On my coming away they particularly enquired of me if I had received permission from Mr.Woon, in that I, a pakeha, had visited them, as when they had sent a canoe to
Wanganui for me they thought perhaps I would require to obtain his permission. To which I replied, "That I was not aware the Government wished to prevent Europeans seeing them at their Kaingas in the manner in which I had done". They made me promise to visit them again, Topine following me to the canoe and saying "The next time I send for you I hope t be able to shew you all over the country, and in the mean while Ngatae and others will prospect about, and take down when they go any stones or specimens they may find. Three natives then manned the canoe and brought me safely down the river to Wanganui.
The above is a rough summary I have culled from my brothers Diary with his permission for the satisfaction of the Honourable the Defence Minister.
My brother also tells me that Topine received a letter lately from Titokowaru, in which he mentions casually, that if Topine intends paying him a visit he had better do so soon, as he intends leaving the Waitara and returning to the Ngutu o te Manu in March next, after a meeting which is to he held at Parihaka about that date.

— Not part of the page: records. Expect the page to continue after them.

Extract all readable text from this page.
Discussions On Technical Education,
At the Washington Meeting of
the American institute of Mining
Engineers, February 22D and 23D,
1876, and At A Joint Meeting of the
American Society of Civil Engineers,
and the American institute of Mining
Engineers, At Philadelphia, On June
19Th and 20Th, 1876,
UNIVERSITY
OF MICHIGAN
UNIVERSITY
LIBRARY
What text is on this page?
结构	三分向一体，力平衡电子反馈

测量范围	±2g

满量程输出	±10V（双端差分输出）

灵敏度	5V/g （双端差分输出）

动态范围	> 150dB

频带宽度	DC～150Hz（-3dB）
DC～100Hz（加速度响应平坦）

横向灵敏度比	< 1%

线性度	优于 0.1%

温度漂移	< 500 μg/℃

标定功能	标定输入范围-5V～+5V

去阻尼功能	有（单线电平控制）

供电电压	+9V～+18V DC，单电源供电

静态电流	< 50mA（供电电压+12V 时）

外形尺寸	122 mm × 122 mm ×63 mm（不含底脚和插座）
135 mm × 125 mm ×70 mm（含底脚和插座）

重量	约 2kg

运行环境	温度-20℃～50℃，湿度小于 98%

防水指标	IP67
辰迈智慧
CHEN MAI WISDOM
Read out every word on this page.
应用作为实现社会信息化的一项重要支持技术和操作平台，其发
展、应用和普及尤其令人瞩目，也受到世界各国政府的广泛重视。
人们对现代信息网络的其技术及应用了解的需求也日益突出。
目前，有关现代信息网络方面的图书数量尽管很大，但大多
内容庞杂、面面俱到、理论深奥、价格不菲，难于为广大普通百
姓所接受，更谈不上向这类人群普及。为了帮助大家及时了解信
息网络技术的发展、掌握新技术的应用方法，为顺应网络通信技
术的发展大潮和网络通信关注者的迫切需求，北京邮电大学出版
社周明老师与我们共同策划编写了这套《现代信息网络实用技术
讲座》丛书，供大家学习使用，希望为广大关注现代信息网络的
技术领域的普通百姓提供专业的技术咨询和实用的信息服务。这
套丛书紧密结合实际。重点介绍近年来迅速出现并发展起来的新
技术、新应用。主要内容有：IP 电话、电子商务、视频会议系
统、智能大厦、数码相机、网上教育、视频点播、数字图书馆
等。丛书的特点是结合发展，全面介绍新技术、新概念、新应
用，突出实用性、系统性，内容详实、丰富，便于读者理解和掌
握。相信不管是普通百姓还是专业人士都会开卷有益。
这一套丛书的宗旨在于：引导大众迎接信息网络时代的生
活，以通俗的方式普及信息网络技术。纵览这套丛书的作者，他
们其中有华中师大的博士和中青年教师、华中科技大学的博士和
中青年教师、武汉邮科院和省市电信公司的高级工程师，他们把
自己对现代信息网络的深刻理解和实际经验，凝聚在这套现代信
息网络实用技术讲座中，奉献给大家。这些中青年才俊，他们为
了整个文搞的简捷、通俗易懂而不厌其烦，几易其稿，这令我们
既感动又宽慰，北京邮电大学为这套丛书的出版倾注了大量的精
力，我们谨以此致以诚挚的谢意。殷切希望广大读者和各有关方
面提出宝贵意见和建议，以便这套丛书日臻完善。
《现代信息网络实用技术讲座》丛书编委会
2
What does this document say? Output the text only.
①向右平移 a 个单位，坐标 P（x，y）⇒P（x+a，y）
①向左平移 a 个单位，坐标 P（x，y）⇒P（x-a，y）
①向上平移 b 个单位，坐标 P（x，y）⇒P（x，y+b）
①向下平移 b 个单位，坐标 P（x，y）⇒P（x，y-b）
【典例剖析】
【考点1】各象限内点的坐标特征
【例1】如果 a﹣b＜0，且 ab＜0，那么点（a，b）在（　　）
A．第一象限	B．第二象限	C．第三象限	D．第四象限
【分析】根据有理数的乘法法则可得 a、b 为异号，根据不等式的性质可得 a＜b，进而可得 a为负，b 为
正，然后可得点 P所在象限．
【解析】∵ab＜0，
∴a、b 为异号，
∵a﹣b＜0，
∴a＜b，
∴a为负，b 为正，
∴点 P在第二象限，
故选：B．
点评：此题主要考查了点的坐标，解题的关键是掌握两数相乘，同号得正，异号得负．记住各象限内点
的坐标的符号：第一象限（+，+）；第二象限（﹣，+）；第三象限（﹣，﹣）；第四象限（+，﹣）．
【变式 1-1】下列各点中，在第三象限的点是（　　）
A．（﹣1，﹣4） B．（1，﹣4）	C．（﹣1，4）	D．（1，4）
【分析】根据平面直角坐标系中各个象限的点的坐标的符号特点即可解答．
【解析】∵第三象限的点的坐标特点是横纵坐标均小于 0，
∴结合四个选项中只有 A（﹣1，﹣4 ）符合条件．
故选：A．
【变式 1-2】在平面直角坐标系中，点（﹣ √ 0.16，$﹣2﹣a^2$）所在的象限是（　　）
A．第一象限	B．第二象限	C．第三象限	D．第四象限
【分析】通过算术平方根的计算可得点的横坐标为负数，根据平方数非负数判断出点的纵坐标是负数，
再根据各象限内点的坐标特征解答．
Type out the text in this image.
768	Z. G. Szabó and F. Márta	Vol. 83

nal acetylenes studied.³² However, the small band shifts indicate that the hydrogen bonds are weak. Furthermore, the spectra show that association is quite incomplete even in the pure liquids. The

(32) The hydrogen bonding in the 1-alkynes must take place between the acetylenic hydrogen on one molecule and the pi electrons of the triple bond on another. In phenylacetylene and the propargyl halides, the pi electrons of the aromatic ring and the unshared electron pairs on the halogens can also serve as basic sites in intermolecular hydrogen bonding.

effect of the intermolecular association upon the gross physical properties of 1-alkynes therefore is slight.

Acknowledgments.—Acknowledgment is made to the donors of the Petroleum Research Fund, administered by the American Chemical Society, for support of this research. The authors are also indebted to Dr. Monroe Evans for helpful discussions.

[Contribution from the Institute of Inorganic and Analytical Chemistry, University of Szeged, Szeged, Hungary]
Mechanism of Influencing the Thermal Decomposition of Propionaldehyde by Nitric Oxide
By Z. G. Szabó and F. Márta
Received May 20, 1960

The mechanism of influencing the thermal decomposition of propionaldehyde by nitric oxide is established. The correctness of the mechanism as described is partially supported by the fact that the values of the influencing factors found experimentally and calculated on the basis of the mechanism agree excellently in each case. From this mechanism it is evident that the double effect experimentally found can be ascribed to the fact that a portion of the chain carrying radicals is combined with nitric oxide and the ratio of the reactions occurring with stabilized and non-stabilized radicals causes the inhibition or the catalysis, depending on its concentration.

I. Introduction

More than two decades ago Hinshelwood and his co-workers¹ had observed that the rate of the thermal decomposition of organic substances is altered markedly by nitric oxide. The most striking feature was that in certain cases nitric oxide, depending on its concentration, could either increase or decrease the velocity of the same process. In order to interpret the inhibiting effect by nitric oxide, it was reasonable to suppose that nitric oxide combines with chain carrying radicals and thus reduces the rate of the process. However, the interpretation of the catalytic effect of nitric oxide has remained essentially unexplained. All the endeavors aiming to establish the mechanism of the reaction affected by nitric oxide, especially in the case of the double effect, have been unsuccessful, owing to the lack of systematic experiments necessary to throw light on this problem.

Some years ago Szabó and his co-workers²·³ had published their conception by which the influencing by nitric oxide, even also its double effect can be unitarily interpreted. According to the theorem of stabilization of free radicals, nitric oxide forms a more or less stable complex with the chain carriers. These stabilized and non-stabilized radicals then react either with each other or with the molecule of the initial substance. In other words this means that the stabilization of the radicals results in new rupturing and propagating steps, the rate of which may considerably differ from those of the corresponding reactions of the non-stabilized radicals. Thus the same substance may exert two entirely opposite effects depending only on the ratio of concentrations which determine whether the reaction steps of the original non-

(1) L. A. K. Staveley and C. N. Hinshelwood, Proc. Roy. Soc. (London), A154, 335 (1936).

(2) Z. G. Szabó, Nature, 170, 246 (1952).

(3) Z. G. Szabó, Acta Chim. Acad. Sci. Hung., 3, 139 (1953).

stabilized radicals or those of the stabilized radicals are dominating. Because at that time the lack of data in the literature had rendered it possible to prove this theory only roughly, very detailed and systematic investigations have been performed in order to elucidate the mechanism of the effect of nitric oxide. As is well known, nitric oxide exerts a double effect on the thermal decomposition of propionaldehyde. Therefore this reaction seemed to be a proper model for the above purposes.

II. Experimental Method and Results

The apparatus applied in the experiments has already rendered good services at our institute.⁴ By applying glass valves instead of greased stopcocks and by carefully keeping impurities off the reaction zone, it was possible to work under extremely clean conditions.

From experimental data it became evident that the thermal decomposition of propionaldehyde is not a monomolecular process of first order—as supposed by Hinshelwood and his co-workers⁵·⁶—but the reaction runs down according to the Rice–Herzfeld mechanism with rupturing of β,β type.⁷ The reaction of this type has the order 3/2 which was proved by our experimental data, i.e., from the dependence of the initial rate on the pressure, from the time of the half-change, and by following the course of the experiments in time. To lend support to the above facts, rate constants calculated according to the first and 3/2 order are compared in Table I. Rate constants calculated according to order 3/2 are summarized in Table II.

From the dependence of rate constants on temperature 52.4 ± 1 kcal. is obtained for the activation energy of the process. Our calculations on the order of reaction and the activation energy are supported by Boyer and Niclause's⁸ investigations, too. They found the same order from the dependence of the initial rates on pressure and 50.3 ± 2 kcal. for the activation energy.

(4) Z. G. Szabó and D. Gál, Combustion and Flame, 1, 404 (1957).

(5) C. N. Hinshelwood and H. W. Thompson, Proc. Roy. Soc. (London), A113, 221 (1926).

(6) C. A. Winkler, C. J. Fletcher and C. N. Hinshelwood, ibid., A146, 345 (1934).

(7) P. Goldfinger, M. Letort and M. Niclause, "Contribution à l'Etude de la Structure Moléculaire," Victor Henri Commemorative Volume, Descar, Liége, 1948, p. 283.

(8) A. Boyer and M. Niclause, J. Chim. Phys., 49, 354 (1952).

Topine complained that although he had been appointed an assessor, about a year ago, he had not received any salary, and that other assessors had mentioning them by name.
Tukimata is a very influential man, and with proper
treatment might prove of use to the Government.
The Natives expressed a wish I should accompany my brother on his next trip, and if the Government think fit, I will be happy to report to them from personal observation.
There are two fine seams of coal in the country mentioned above.